Comme presque tous les partis souhaitent conquérir le centre, ils se différencient moins facilement. C'est ce que constate Wolfgang Raike, consultant en relations publiques à Hambourg. « Aujourd'hui il n'y a plus de polarisation ». On est loin de l'époque où il était question de « la liberté, pas le socialisme ». C'était slogan de campagne de la CDU/CSU en 1976... Même le nucléaire n'est plus un sujet controversé depuis Fukushima.
Le programme, c'est elle
C'est pratique pour Angela Merkel. La chancelière ne convainc pas par ses positions politiques, mais par son attitude. Elle s'exprime peu et sans faire trop de vagues. Constamment maîtresse de ses émotions, elle cultive une certaine économie dans ses gestes... surtout dans la position typique de ses mains en forme de losange, ses pouces venant s'appuyer l'un contre l'autre, de même que ses index. « Elle est assez normale », résume l'historien Edgar Wolfrum sur la personnalité que dégage la chancelière à la veille d'un possible troisième mandat. « Elle ne sort pas du lot, elle est dans la moyenne », estime Edgar Wolfrum, « ce qui permet à tout le monde de s'identifier. C'est la recette de son succès. Le programme, c'est elle ».

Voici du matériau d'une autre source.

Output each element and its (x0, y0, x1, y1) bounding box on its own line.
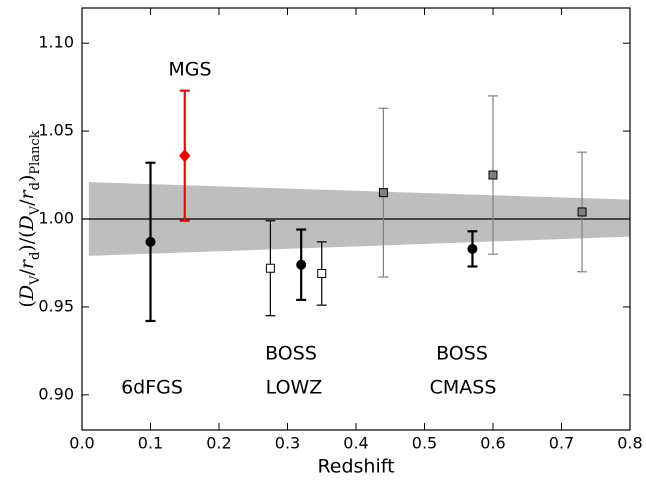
x-tick-label: 0.3 (275, 434, 300, 453)
point (467, 243, 478, 254)
point (179, 148, 191, 163)
y-tick-label: 1.05 (38, 121, 74, 140)
point (577, 207, 587, 217)
y-label-part: / (16, 269, 38, 276)
y-label-part: ( (16, 300, 38, 307)
y-label-part: V (28, 205, 43, 216)
y-label-part: d (28, 182, 43, 190)
point (145, 236, 156, 247)
y-label-part: )/( (16, 230, 38, 251)
annotation: LOWZ (266, 377, 323, 399)
y-label-part: Planck (28, 130, 43, 174)
point (488, 170, 498, 180)
x-tick-label: 0.5 (412, 434, 437, 453)
annotation: CMASS (430, 377, 497, 399)
y-tick-label: 0.95 (38, 296, 74, 315)
annotation: MGS (168, 59, 211, 81)
y-label-part: / (16, 199, 38, 206)
y-tick-label: 1.00 (38, 209, 74, 228)
x-tick-label: 0.0 (69, 434, 94, 453)
point (317, 269, 327, 279)
annotation: BOSS (436, 343, 488, 365)
y-axis-label: (DV/rd)/(DV/rd)Planck (16, 130, 43, 307)
annotation: 6dFGS (121, 377, 183, 399)
y-label-part: D (16, 285, 38, 301)
y-label-part: ) (16, 175, 38, 182)
x-tick-label: 0.1 (138, 434, 163, 453)
point (265, 263, 275, 273)
y-tick-label: 0.90 (38, 384, 74, 403)
x-tick-label: 0.4 (343, 434, 368, 453)
y-tick-label: 1.10 (38, 33, 74, 52)
point (296, 259, 307, 270)
annotation: BOSS (265, 343, 317, 365)
y-label-part: V (28, 275, 43, 286)
x-tick-label: 0.8 (617, 434, 642, 453)
x-tick-label: 0.7 (549, 434, 574, 453)
plot-frame (81, 7, 631, 431)
y-label-part: r (16, 188, 38, 199)
y-label-part: D (16, 215, 38, 231)
y-label-part: r (16, 258, 38, 269)
x-axis-label: Redshift (317, 456, 394, 478)
x-tick-label: 0.2 (206, 434, 231, 453)
y-label-part: d (28, 252, 43, 260)
point (378, 188, 388, 198)
x-tick-label: 0.6 (480, 434, 505, 453)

Une grande coalition pour sortir de l'impasse
Angela Merkel n'est assurée de rester à la chancellerie que si les Libéraux – ses actuels alliés de coalition – passent la barre des 5% de votes. Si tel n'était pas le cas, Angela Merkel et la CDU/CSU prendraient la place du perdant de la soirée, même s'ils obtiennent un bon résultat d'environ 40% des suffrages et surtout si le SPD et les Verts récoltent à eux deux plus de suffrages que la CDU/CSU.
Paradoxalement, même le résultat le plus mauvais de l'histoire du SPD pourrait permettre à Peer Steinbrück de devenir chancelier... à condition que les Verts aient le vent en poupe et obtiennent entre 15 et 20% des voix. Si le FDP ne passe pas le seuil des 5% et qu'une coalition rouge-verte est exclue, alors la seule issue sera de faire une grande coalition... peu appréciée, mais efficace quand il s'agit de faire passer des lois. Gouverner sans majorité claire reste cependant une solution d'urgence. Ce qui a très bien fonctionné entre 2005 et 2009 avec le tandem Angela Merkel à la chancellerie et Peer Steinbrück aux Finances.
L'abstention a la cote
Plus encore qu'une grande coalition, c'est l'abstention que tous les partis redoutent. Le groupe des abstentionnistes est statistiquement le plus grand parmi les citoyens allemands en âge de voter. Son effectif a d'ailleurs plus que triplé dans les années 70. Lors des dernières élections fédérales en 2009, environ 30% des électeurs ont refusé de cocher quoi que ce soit sur leur bulletin de vote. Pour les élections au Landtag, le parlement de chaque Land, jusqu'à 40% d'entre eux ont même opté pour l'abstention. Si les jeunes électeurs étaient, à l'origine, les premiers susceptibles d'ignorer les élections, de récentes études montrent que les abstentionnistes se situent désormais dans toutes les classes d'âge.
Parmi les abstentionnistes de longue durée, on trouve étonnamment beaucoup de personnes d'un certain âge. « Une situation sociale critique pour le résultat électoral » selon Dietmar Mothagen, directeur des études sociales sur le SPD auprès de la Fondation Friedrich Ebert. « Lorsque certains groupes d'électeurs dédaignent les élections, leurs intérêts sont évidemment d'autant moins représentés ». Le 22 septembre, pour la première fois de l'histoire de la République fédérale, les abstentionnistes pourraient devenir le parti le plus puissant d'Allemagne.